Phylogenetic tree construction (A), predicted subcellular localization (B), and membrane topology (C) of BoMRP10 (BolC8t51326H). The protein accessions used were BoMRP10 (BolC8t51326H), Bronze2 (X81971.1; Marrs et al., 1995), PfGST1 (AB362191; Yazaki et al., 2008), ABCC1 (JX245004; Francisco et al., 2013), AtMRP1 (AF008124; Lu et al., 1998), AtTT9 (At3g28430; Ichino et al., 2014), AtMRP10 (At3G62700; Sugiyama et al., 2006), AtTT13 (At1g17260; Appelhagen et al., 2015), MtMATE (HM856605.1; Zhao et al., 2011). Prediction shows tonoplast localization of the transporter and 17 membrane helices across the membrane.

FIGURE 9

Pathway for kaempferol and quercetin synthesis, transport, and accumulation into vacuole via vacuolar ABC transporter in broccoli.
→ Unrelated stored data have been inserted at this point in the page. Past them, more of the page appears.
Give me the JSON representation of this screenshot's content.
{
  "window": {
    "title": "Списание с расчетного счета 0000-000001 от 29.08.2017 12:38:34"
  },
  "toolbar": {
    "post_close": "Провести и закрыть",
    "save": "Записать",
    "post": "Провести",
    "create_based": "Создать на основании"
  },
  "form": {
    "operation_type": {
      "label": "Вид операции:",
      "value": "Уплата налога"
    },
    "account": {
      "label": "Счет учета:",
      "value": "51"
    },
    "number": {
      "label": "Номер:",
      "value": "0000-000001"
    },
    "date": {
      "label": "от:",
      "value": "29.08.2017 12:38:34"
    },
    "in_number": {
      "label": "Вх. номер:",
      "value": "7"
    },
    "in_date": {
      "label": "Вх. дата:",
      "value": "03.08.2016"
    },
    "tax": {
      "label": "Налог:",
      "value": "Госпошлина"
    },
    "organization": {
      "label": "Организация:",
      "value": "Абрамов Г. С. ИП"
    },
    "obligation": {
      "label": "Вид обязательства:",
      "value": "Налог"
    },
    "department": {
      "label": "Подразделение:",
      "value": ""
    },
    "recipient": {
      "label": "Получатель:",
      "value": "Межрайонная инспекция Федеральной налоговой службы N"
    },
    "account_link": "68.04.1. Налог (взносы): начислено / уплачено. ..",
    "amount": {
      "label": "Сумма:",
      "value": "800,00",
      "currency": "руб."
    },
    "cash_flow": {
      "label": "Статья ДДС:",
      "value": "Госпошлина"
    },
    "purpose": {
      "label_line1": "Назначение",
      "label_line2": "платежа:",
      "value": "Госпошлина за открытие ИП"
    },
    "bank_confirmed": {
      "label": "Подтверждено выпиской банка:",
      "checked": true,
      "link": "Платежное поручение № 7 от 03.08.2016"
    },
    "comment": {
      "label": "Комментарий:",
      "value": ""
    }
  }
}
The pathway was modified and adapted from Zhao et al. (2011). The dark condition was imposed on the 7th day of the broccoli seedlings, and green (A) and etiolated (B) leaves were sampled on the 15th day. The 7-day continuous dark condition triggered a higher accumulation of flavonoids such as kaempferol and quercetin in etiolated leaves than in light-grown seedlings.